The anger and envy their seeming obliviousness kindled in Audrey was not at all rational, but there it was, smoking away in the pit of her stomach. And it was this, Readers, that ultimately changed her mind. Bo’s reasoning, his ghost story, his hard sell had helped, no question, though she doubted any of it would have been enough on its own. But now paired with this—

“OK,” she said. She gave him the credit even if it wasn’t entirely deserved: “I think you might have convinced me.”

“I did?” He sounded unsure. “Really?”

“I think so,” she said. “My mom will be so, like—she’ll be beside herself to do this. I know she will.”

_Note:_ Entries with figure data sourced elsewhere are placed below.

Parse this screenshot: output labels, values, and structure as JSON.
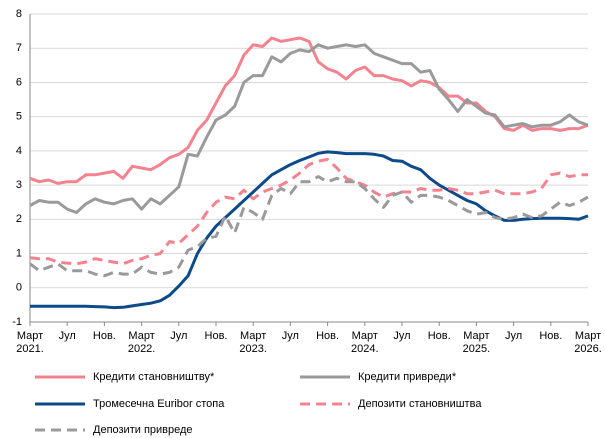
{
  "chart_data": {
    "type": "line",
    "categories": [
      "Март 2021.",
      null,
      null,
      null,
      "Јул",
      null,
      null,
      null,
      "Нов.",
      null,
      null,
      null,
      "Март 2022.",
      null,
      null,
      null,
      "Јул",
      null,
      null,
      null,
      "Нов.",
      null,
      null,
      null,
      "Март 2023.",
      null,
      null,
      null,
      "Јул",
      null,
      null,
      null,
      "Нов.",
      null,
      null,
      null,
      "Март 2024.",
      null,
      null,
      null,
      "Јул",
      null,
      null,
      null,
      "Нов.",
      null,
      null,
      null,
      "Март 2025.",
      null,
      null,
      null,
      "Јул",
      null,
      null,
      null,
      "Нов.",
      null,
      null,
      null,
      "Март 2026."
    ],
    "series": [
      {
        "name": "Кредити становништву*",
        "color": "#f4838f",
        "dash": false,
        "values": [
          3.2,
          3.1,
          3.15,
          3.05,
          3.1,
          3.1,
          3.3,
          3.3,
          3.35,
          3.4,
          3.2,
          3.55,
          3.5,
          3.45,
          3.6,
          3.8,
          3.9,
          4.1,
          4.6,
          4.9,
          5.4,
          5.9,
          6.2,
          6.8,
          7.1,
          7.05,
          7.3,
          7.2,
          7.25,
          7.3,
          7.2,
          6.6,
          6.4,
          6.3,
          6.1,
          6.35,
          6.45,
          6.2,
          6.2,
          6.1,
          6.05,
          5.9,
          6.05,
          6.0,
          5.85,
          5.6,
          5.6,
          5.4,
          5.4,
          5.15,
          5.0,
          4.65,
          4.6,
          4.75,
          4.6,
          4.65,
          4.65,
          4.6,
          4.65,
          4.65,
          4.75
        ]
      },
      {
        "name": "Кредити привреди*",
        "color": "#9a9a9a",
        "dash": false,
        "values": [
          2.4,
          2.55,
          2.5,
          2.5,
          2.3,
          2.2,
          2.45,
          2.6,
          2.5,
          2.45,
          2.55,
          2.6,
          2.3,
          2.6,
          2.45,
          2.7,
          2.95,
          3.9,
          3.85,
          4.4,
          4.9,
          5.05,
          5.3,
          6.0,
          6.2,
          6.2,
          6.75,
          6.6,
          6.85,
          6.95,
          6.9,
          7.1,
          7.0,
          7.05,
          7.1,
          7.05,
          7.1,
          6.85,
          6.75,
          6.65,
          6.55,
          6.55,
          6.3,
          6.35,
          5.8,
          5.5,
          5.15,
          5.5,
          5.3,
          5.1,
          5.05,
          4.7,
          4.75,
          4.8,
          4.7,
          4.75,
          4.75,
          4.85,
          5.05,
          4.85,
          4.75
        ]
      },
      {
        "name": "Тромесечна Euribor стопа",
        "color": "#0d4a8a",
        "dash": false,
        "values": [
          -0.54,
          -0.54,
          -0.54,
          -0.54,
          -0.54,
          -0.54,
          -0.54,
          -0.55,
          -0.56,
          -0.58,
          -0.57,
          -0.53,
          -0.49,
          -0.45,
          -0.38,
          -0.22,
          0.05,
          0.35,
          1.0,
          1.45,
          1.8,
          2.05,
          2.3,
          2.55,
          2.8,
          3.05,
          3.3,
          3.45,
          3.6,
          3.72,
          3.82,
          3.93,
          3.97,
          3.95,
          3.92,
          3.92,
          3.92,
          3.9,
          3.85,
          3.72,
          3.7,
          3.55,
          3.45,
          3.2,
          3.0,
          2.85,
          2.7,
          2.55,
          2.45,
          2.25,
          2.1,
          1.97,
          1.97,
          2.0,
          2.02,
          2.03,
          2.03,
          2.03,
          2.02,
          2.0,
          2.1
        ]
      },
      {
        "name": "Депозити становништва",
        "color": "#f4838f",
        "dash": true,
        "values": [
          0.88,
          0.85,
          0.85,
          0.75,
          0.72,
          0.7,
          0.75,
          0.85,
          0.8,
          0.75,
          0.7,
          0.8,
          0.85,
          0.95,
          1.0,
          1.35,
          1.3,
          1.55,
          1.8,
          2.2,
          2.5,
          2.65,
          2.6,
          2.85,
          2.6,
          2.8,
          2.9,
          3.0,
          3.15,
          3.35,
          3.6,
          3.7,
          3.75,
          3.5,
          3.2,
          3.1,
          3.0,
          2.8,
          2.65,
          2.75,
          2.8,
          2.8,
          2.9,
          2.85,
          2.85,
          2.9,
          2.85,
          2.75,
          2.75,
          2.8,
          2.85,
          2.75,
          2.75,
          2.75,
          2.8,
          2.9,
          3.3,
          3.35,
          3.25,
          3.3,
          3.3
        ]
      },
      {
        "name": "Депозити привреде",
        "color": "#9a9a9a",
        "dash": true,
        "values": [
          0.7,
          0.5,
          0.6,
          0.7,
          0.5,
          0.5,
          0.5,
          0.4,
          0.35,
          0.45,
          0.4,
          0.4,
          0.6,
          0.45,
          0.4,
          0.45,
          0.6,
          1.1,
          1.2,
          1.45,
          1.5,
          2.1,
          1.6,
          2.35,
          2.2,
          2.0,
          2.7,
          2.9,
          2.75,
          3.1,
          3.1,
          3.25,
          3.1,
          3.2,
          3.1,
          3.1,
          2.9,
          2.6,
          2.35,
          2.7,
          2.8,
          2.5,
          2.7,
          2.7,
          2.65,
          2.55,
          2.4,
          2.25,
          2.15,
          2.2,
          2.05,
          2.0,
          2.05,
          2.15,
          2.05,
          2.1,
          2.3,
          2.5,
          2.4,
          2.5,
          2.65
        ]
      }
    ],
    "ylim": [
      -1,
      8
    ],
    "yticks": [
      -1,
      0,
      1,
      2,
      3,
      4,
      5,
      6,
      7,
      8
    ],
    "grid": true
  }
}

“It’s a cameo, Audrey. Caroline can’t be the only reason you say yes.”

“She’s not. I—it’s not about her. I have a lot of questions. I want you to please tell me everything you just told me again, even your orchard story. I’ll probably want to hear it a lot more times after today, too.”

“Sure,” he said. “Right now?”

“Yes, if you have time,” she said. “Explain it all again. How it’s going to go.”

“But, just to be clear, you’re saying you’re in for the whole thing, you and Clara both?” Bo asked. “I want confirmation of your total commitment, here.”

“Yes.”

“OK, so let me tell you the deal about Brookhants,” Bo started. He started again. He told her everything again. And more.

And while she listened, Audrey watched that clip of Merritt and Harper kissing again and again and again.